Мы видим также, что чин подпрапорного добыт отцом героя не в сражениях и походах, а обхаживанием, угощением и одариванием спесивого полковника, которому под разными предлогами делаются разные подношения – от золоченых кубков до чистокровных жеребцов и откормленных бугаев. Так покупалась легенда о вельможном и знатном происхождении.
Однако, когда полковник после нескольких банкетов пожаловал батеньку в подпрапорные, тот пришел в ярость и стал выговаривать полковнику, что «они служить не желают, избегая от неприятеля наглой смерти, что они нужны для семейства и что долго верхом ехать не могут – тотчас устанут». Пришлось полковнику его уговаривать, что его военная служба будет фикцией и ему никогда в поход идти не придется.
Еда и учение занимают много места в рассуждениях Трушка, но есть и то, о чем говорится вскользь. В двух словах описано обращение папеньки с маменькой: «Ну не наше дело рассуждать, а знает про то кофейный шелковый платок, который не раз в таком случае слетал с маменькиной головы, а бывало, вылетала от мужа, теряя епанечку свою».

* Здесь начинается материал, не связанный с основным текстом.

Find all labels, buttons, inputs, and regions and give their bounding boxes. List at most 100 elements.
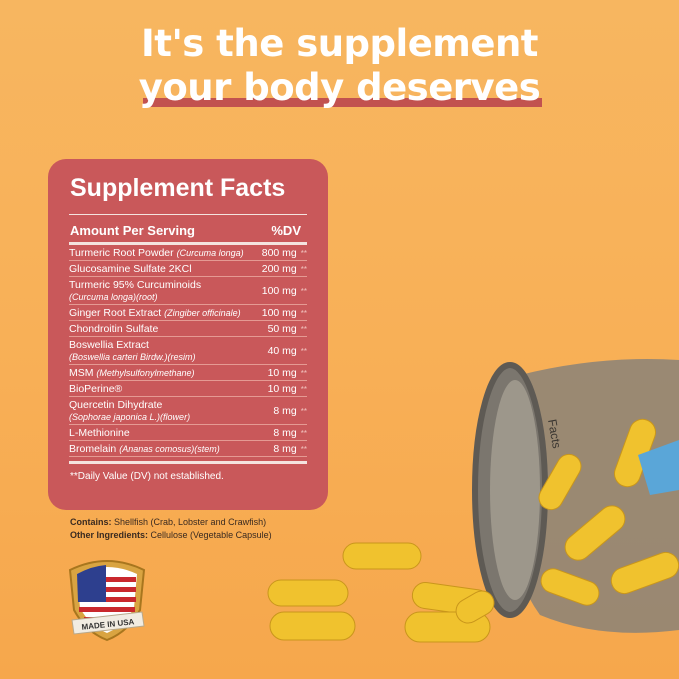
ingredient-notes: Contains: Shellfish (Crab, Lobster and C…	[70, 516, 272, 542]
ingredient-name: Turmeric Root Powder (Curcuma longa)	[69, 247, 244, 259]
ingredient-name: Chondroitin Sulfate	[69, 323, 158, 335]
capsule	[404, 611, 491, 643]
dv-value: **	[300, 286, 307, 296]
ingredient-amount: 100 mg **	[262, 285, 307, 297]
facts-row: Turmeric Root Powder (Curcuma longa) 800 …	[69, 245, 307, 261]
capsules	[267, 418, 679, 643]
amount-value: 200 mg	[261, 262, 297, 275]
ingredient-label: MSM	[69, 366, 94, 379]
jar: Facts	[472, 359, 679, 633]
headline-line-2: your body deserves	[138, 66, 543, 110]
ingredient-label: BioPerine®	[69, 382, 123, 395]
facts-row: Turmeric 95% Curcuminoids (Curcuma longa)…	[69, 277, 307, 305]
capsule	[267, 579, 349, 607]
other-ingredients-line: Other Ingredients: Cellulose (Vegetable …	[70, 529, 272, 542]
capsule	[342, 542, 422, 570]
ingredient-name: Boswellia Extract (Boswellia carteri Bird…	[69, 339, 196, 363]
ingredient-name: Glucosamine Sulfate 2KCl	[69, 263, 192, 275]
ingredient-latin: (Boswellia carteri Birdw.)(resim)	[69, 351, 196, 362]
headline-line-1: It's the supplement	[141, 22, 538, 65]
facts-row: Ginger Root Extract (Zingiber officinale…	[69, 305, 307, 321]
footnote: **Daily Value (DV) not established.	[70, 471, 224, 482]
ingredient-amount: 800 mg **	[262, 247, 307, 259]
ingredient-name: Quercetin Dihydrate (Sophorae japonica L.…	[69, 399, 190, 423]
ingredient-amount: 200 mg **	[262, 263, 307, 275]
amount-value: 8 mg	[273, 426, 297, 439]
dv-value: **	[300, 324, 307, 334]
capsule	[269, 611, 356, 641]
facts-header: Amount Per Serving %DV	[69, 223, 307, 239]
divider	[69, 214, 307, 215]
ingredient-label: Bromelain	[69, 442, 117, 455]
made-in-usa-badge: MADE IN USA	[68, 560, 146, 642]
amount-value: 10 mg	[267, 366, 297, 379]
header-dv: %DV	[271, 223, 301, 238]
capsule	[411, 582, 491, 617]
ingredient-label: Quercetin Dihydrate	[69, 398, 163, 411]
capsule	[455, 590, 495, 624]
ingredient-label: Glucosamine Sulfate 2KCl	[69, 262, 192, 275]
amount-value: 50 mg	[267, 322, 297, 335]
ingredient-latin: (Zingiber officinale)	[164, 307, 241, 318]
headline-line-2-text: your body deserves	[138, 66, 541, 109]
amount-value: 800 mg	[261, 246, 297, 259]
ingredient-label: L-Methionine	[69, 426, 130, 439]
jar-label: Facts	[545, 418, 564, 449]
dv-value: **	[300, 248, 307, 258]
ingredient-name: Bromelain (Ananas comosus)(stem)	[69, 443, 220, 455]
dv-value: **	[300, 406, 307, 416]
dv-value: **	[300, 428, 307, 438]
dv-value: **	[300, 308, 307, 318]
amount-value: 100 mg	[261, 306, 297, 319]
ingredient-name: Ginger Root Extract (Zingiber officinale…	[69, 307, 241, 319]
ingredient-latin: (Curcuma longa)	[176, 247, 244, 258]
ingredient-name: BioPerine®	[69, 383, 122, 395]
ingredient-amount: 40 mg **	[268, 345, 307, 357]
header-amount: Amount Per Serving	[70, 223, 195, 238]
divider-thick	[69, 242, 307, 245]
capsule	[538, 453, 582, 511]
ingredient-amount: 10 mg **	[268, 383, 307, 395]
dv-value: **	[300, 368, 307, 378]
facts-row: Quercetin Dihydrate (Sophorae japonica L.…	[69, 397, 307, 425]
facts-row: BioPerine® 10 mg **	[69, 381, 307, 397]
ingredient-latin: (Methylsulfonylmethane)	[96, 367, 195, 378]
facts-rows: Turmeric Root Powder (Curcuma longa) 800 …	[69, 245, 307, 457]
facts-row: Glucosamine Sulfate 2KCl 200 mg **	[69, 261, 307, 277]
amount-value: 8 mg	[273, 404, 297, 417]
ingredient-name: MSM (Methylsulfonylmethane)	[69, 367, 194, 379]
ingredient-latin: (Sophorae japonica L.)(flower)	[69, 411, 191, 422]
facts-row: L-Methionine 8 mg **	[69, 425, 307, 441]
capsule	[613, 418, 657, 488]
facts-row: Boswellia Extract (Boswellia carteri Bird…	[69, 337, 307, 365]
ingredient-label: Boswellia Extract	[69, 338, 149, 351]
other-value: Cellulose (Vegetable Capsule)	[150, 530, 272, 540]
facts-row: Chondroitin Sulfate 50 mg **	[69, 321, 307, 337]
ingredient-label: Ginger Root Extract	[69, 306, 162, 319]
dv-value: **	[300, 444, 307, 454]
contains-value: Shellfish (Crab, Lobster and Crawfish)	[114, 517, 267, 527]
facts-row: MSM (Methylsulfonylmethane) 10 mg **	[69, 365, 307, 381]
contains-line: Contains: Shellfish (Crab, Lobster and C…	[70, 516, 272, 529]
ingredient-amount: 10 mg **	[268, 367, 307, 379]
other-label: Other Ingredients:	[70, 530, 149, 540]
ingredient-label: Turmeric 95% Curcuminoids	[69, 278, 202, 291]
ingredient-amount: 100 mg **	[262, 307, 307, 319]
ingredient-label: Chondroitin Sulfate	[69, 322, 159, 335]
ingredient-name: Turmeric 95% Curcuminoids (Curcuma longa)…	[69, 279, 201, 303]
amount-value: 100 mg	[261, 284, 297, 297]
dv-value: **	[300, 346, 307, 356]
facts-title: Supplement Facts	[70, 174, 286, 202]
ingredient-name: L-Methionine	[69, 427, 130, 439]
ingredient-amount: 8 mg **	[273, 443, 307, 455]
ingredient-latin: (Ananas comosus)(stem)	[119, 443, 220, 454]
ingredient-amount: 8 mg **	[273, 405, 307, 417]
headline: It's the supplement your body deserves	[0, 22, 679, 110]
facts-row: Bromelain (Ananas comosus)(stem) 8 mg **	[69, 441, 307, 457]
ingredient-label: Turmeric Root Powder	[69, 246, 174, 259]
amount-value: 40 mg	[267, 344, 297, 357]
capsule	[540, 568, 600, 606]
jar-logo	[638, 440, 679, 495]
dv-value: **	[300, 264, 307, 274]
contains-label: Contains:	[70, 517, 112, 527]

Наш герой, конечно, осведомлен и о помещичьих расправах с крепостными, но пишет об том мало, потому что его это мало интересует: «Маменька было из другой комнаты кивнут пальцем на виновную – а иногда им и покажется, что она будто виновата, – так, вызвавши, схватят ее за косы и тут же – ну, ну, ну, ну! – да так ее оттреплют, что девка не скоро в разум придет». Или: «Беда ключнику, если кубки не полно нацежены, беда булочнице, если булки нехорошо испечены; кухарке, если страва (кушанье) для людей не так вкусно и не в достатке изготовлена». Все это воспринимается как норма. Если бы приниженное положение женщины в семье или расправы с крепостными занимали важное место в размышлениях Трушка, это был бы не Трушко.
Свои представления об идеале семейных отношений он изложил с вообще ему присущей полной откровенностью: «Ум в супружестве для жены не нужен; это аксиома. Если и случилось бы жене иметь частичку его, она должна его гасить и нигде не показывать; иначе к чему ей муж, когда она может рассуждать?»
Нет сомнения в том, что образ Халявского выписан пером сатирика, и число подтверждений этого можно умножать до бесконечности. Но нужно видеть и другое. В его описании нет-нет да и проскальзывают нотки симпатии. Читатель не раз и не два разделяет положительные эмоции своего героя и сопереживает ему в его огорчениях. Мы испытываем сочувствие к Трушку, когда учитель больно бьет его линейкой по пальцам и даже когда он остается голодным после званого обеда.